Every town has a spirit....and that spirit will inevitably go through periods of elation and growth, periods of relative steadiness or “business as usual” and periods of depression where the spirit of the town seems to be in the dumps.
The town spirit has many factors which affect its course but primarily it is the collective attitude and support of the citizens who determine its spirit and therefore its growth and direction.
There is one organization whose sole purpose is to facilitate the strength of our community. Formed in 1996 by a group of visionary business leaders, the East Mississippi Business Development Corporation serves the City of Meridian, Town of Marion, Lauderdale County, and over 500 dues-paying members.
It’s mission is to empower a diverse leadership culture to achieve economic wealth through excellence in education, new investment, and the nurturing of existing business and industry.
I was born here in 1963 and it seems my earliest clear memories of my hometown began around 1966 or ‘67. Those early memories revolve around two places, Mrs. McGowan’s preschool and downtown Meridian. Downtown Meridian in those days had an exciting vibe from daylight until well into the night.
The sidewalks were full of businessmen, railroad employees, shoppers and visitors passing through. I got my hair cut in the Threefoot building, went to my dentist, Dr. Ray, downtown on 22nd Ave, shopped at Loeb’s, Harry Mayer, and at Marks Rothenberg (where I put my feet in that Buster Brown X-ray machine to get my size measured..... hmmm bet that wouldn't pass safety standards today)!
The smell of coffee roasting and fresh bread when the wind was right, restaurants, pool halls, cigars, trains and greyhound buses .... there was an excitement in the town, the spirit was high and it was the people that made it that way.
That’s right the citizens, their attitude and support transcended highs and lows in the economy, transcended political and social issues, and it was because collectively the citizens of Meridian made supporting their city, county and region an ongoing priority through their actions, their work and their words.
I never knew my grandfather but he opened and managed the first JC Penny store downtown. I was always told that he was very proud of his town and was adamant that in order to have a successful community every citizen should “give back”.
That meant give in whatever way is feasible for that individual be it volunteering, getting involved with community and civic organizations, or simply just supporting and speaking in a positive way about anything related to the community.
It doesn’t take money necessarily and in the big picture it doesn’t take a lot of time. There are many ways in which we can give back to our community but he felt that participating in the Chamber of Commerce was the most effective. After all, business, schools and churches have inner organization or people that guide and help determine their course, so if you weren’t a city or county public servant or elected official then the organization specifically designed to foster community development was the Chamber.
He passed that notion of the obligation to “give back” to my father who despite being a very busy surgeon found time, made time to actively give back in many ways including as president of the Chamber of Commerce and multiple other civic organizations in the 60’s 70’s and 80’s.
The Chamber of Commerce and other organizations like the Lively Arts Festival, Meridian Little Theatre, civic organizations such as Rotary, Kiwanis and others were full of members who genuinely cared in a selfless manner about the continued growth and development of the community, its businesses and its spirit. In short, they gave back!

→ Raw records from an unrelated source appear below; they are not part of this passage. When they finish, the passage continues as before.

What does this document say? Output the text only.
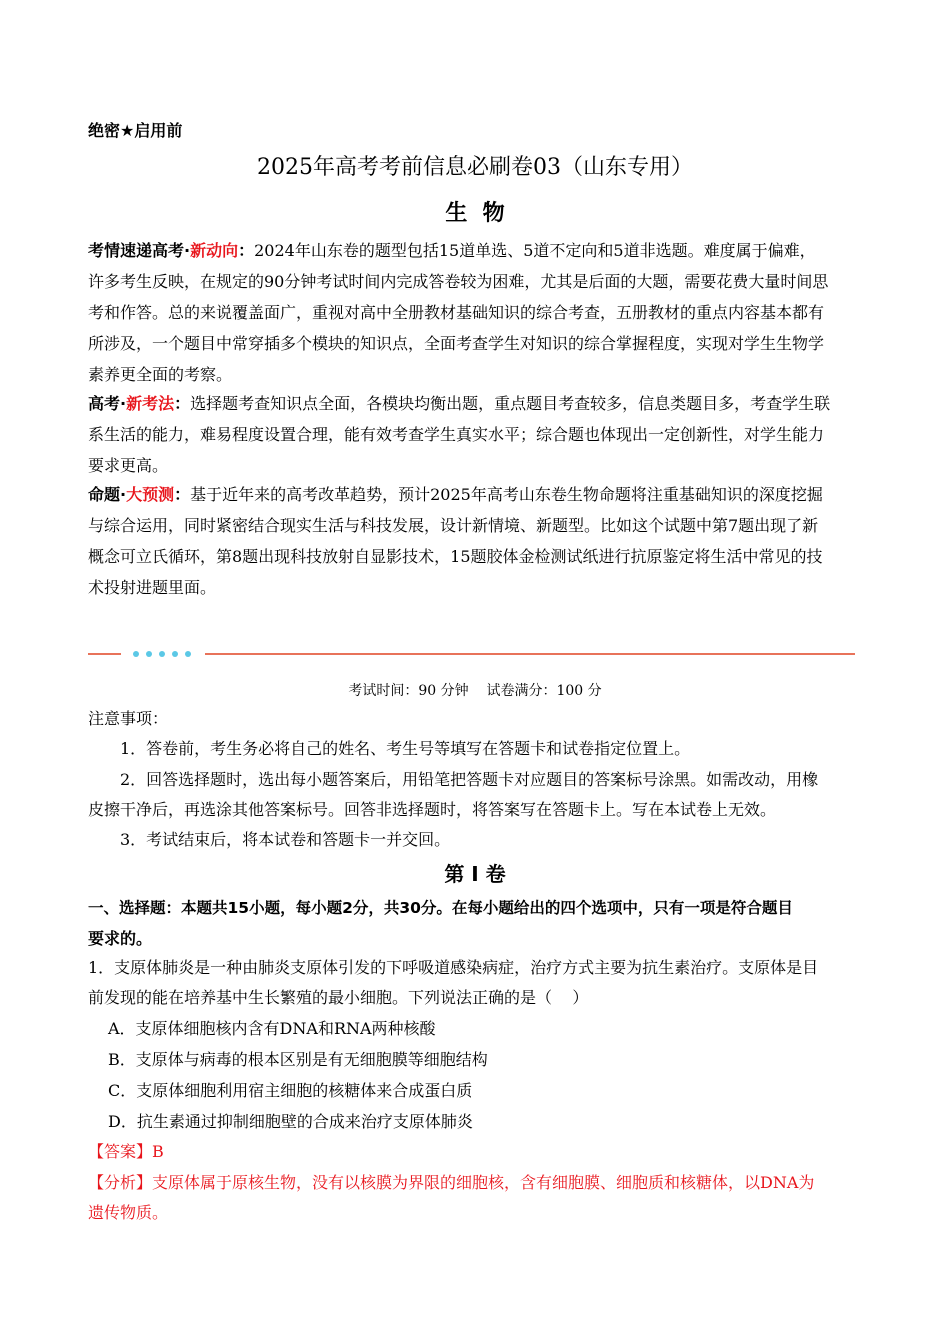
绝密★启用前
2025年高考考前信息必刷卷03（山东专用）
生  物
考情速递高考·新动向：2024年山东卷的题型包括15道单选、5道不定向和5道非选题。难度属于偏难，
许多考生反映，在规定的90分钟考试时间内完成答卷较为困难，尤其是后面的大题，需要花费大量时间思
考和作答。总的来说覆盖面广，重视对高中全册教材基础知识的综合考查，五册教材的重点内容基本都有
所涉及，一个题目中常穿插多个模块的知识点，全面考查学生对知识的综合掌握程度，实现对学生生物学
素养更全面的考察。
高考·新考法：选择题考查知识点全面，各模块均衡出题，重点题目考查较多，信息类题目多，考查学生联
系生活的能力，难易程度设置合理，能有效考查学生真实水平；综合题也体现出一定创新性，对学生能力
要求更高。
命题·大预测：基于近年来的高考改革趋势，预计2025年高考山东卷生物命题将注重基础知识的深度挖掘
与综合运用，同时紧密结合现实生活与科技发展，设计新情境、新题型。比如这个试题中第7题出现了新
概念可立氏循环，第8题出现科技放射自显影技术，15题胶体金检测试纸进行抗原鉴定将生活中常见的技
术投射进题里面。
考试时间：90 分钟    试卷满分：100 分
注意事项：
1．答卷前，考生务必将自己的姓名、考生号等填写在答题卡和试卷指定位置上。
2．回答选择题时，选出每小题答案后，用铅笔把答题卡对应题目的答案标号涂黑。如需改动，用橡
皮擦干净后，再选涂其他答案标号。回答非选择题时，将答案写在答题卡上。写在本试卷上无效。
3．考试结束后，将本试卷和答题卡一并交回。
第 I 卷
一、选择题：本题共15小题，每小题2分，共30分。在每小题给出的四个选项中，只有一项是符合题目
要求的。
1．支原体肺炎是一种由肺炎支原体引发的下呼吸道感染病症，治疗方式主要为抗生素治疗。支原体是目
前发现的能在培养基中生长繁殖的最小细胞。下列说法正确的是（    ）
A．支原体细胞核内含有DNA和RNA两种核酸
B．支原体与病毒的根本区别是有无细胞膜等细胞结构
C．支原体细胞利用宿主细胞的核糖体来合成蛋白质
D．抗生素通过抑制细胞壁的合成来治疗支原体肺炎
【答案】B
【分析】支原体属于原核生物，没有以核膜为界限的细胞核，含有细胞膜、细胞质和核糖体，以DNA为
遗传物质。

I didn’t live here in Meridian for nearly 20 years during my college, medical school and post graduate training. I lived in Oxford, Jackson, New Orleans, Seattle, Denver, Dallas and Atlanta during those years and therefore I was able to experience a quite diverse and different cultures than what I was accustomed to growing up in Meridian. Upon my return I found that unlike the cities I had been experiencing Our community had not grown and in fact had contracted somewhat.

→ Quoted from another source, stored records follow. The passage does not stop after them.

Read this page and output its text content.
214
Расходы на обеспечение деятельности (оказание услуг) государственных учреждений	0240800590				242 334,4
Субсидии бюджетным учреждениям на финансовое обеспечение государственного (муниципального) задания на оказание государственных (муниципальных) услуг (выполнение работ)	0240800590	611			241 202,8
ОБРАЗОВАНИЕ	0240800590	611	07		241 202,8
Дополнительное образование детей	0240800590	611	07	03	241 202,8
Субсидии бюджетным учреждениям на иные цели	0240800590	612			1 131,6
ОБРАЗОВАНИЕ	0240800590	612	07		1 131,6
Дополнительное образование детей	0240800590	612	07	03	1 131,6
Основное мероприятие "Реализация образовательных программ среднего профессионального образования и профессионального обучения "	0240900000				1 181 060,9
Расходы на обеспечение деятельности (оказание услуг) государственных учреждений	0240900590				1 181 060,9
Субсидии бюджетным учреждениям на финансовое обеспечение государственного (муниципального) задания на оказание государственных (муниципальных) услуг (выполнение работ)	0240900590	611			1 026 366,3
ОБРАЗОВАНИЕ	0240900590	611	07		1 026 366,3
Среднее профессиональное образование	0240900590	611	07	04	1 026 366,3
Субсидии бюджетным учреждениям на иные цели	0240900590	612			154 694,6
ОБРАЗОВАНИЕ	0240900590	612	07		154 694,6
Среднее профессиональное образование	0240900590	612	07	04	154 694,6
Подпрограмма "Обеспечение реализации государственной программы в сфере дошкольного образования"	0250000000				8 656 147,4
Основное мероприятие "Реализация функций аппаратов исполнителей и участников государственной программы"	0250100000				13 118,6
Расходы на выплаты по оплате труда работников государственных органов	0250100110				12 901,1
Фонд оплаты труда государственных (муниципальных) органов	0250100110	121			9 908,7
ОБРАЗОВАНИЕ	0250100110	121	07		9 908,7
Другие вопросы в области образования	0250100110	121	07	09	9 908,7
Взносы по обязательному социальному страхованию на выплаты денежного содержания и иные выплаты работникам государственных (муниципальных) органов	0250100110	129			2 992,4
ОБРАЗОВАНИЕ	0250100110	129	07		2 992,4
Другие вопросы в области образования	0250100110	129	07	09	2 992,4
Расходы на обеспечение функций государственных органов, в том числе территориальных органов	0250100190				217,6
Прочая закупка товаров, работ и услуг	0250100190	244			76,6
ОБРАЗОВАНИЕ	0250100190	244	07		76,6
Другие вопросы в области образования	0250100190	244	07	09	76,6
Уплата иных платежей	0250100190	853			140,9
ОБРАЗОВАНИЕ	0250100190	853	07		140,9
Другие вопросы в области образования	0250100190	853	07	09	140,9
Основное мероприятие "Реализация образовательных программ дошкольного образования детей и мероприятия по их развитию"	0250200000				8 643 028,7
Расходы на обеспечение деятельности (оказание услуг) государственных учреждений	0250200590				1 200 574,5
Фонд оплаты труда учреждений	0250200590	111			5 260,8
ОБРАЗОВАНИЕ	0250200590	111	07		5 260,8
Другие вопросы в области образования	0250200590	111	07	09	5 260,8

Many factors are thrown around as to why but none that are not found in other similar towns that had been thriving......except, in my opinion, the “collective spirit” was depressed compared to what I left 20 years before.
I was hearing complaining and negative comments about many issues and the truth was the only real common thread to account for it was that the loss of support and an overall negative attitude of much of the population.
Whether you are familiar with it or not our community has a tremendously rich history in arts, entertainment, music, business, medicine, transportation and quality of life. All of the factors that made our community what it was at its height are still present today. Those things never left. The spirit and attitude and how we visualize and support it has changed. There are ample opportunities at any level to engage and support the progression of whatever is important to you in our community.
We are so fortunate to have The EMBDC to lead and facilitate endeavors of all types for the sole purpose of improving our community. I ask you to look into what they are doing for our region and to join, support and facilitate their work. After all, their efforts are indeed your efforts, our efforts. The EMBDC operates for OUR benefit solely.
I would challenge everyone to try a simple change in outlook and attitude and get out and support the EMBDC and its many partner community organizations. That support and attitude will benefit us all immensely. GIVE BACK!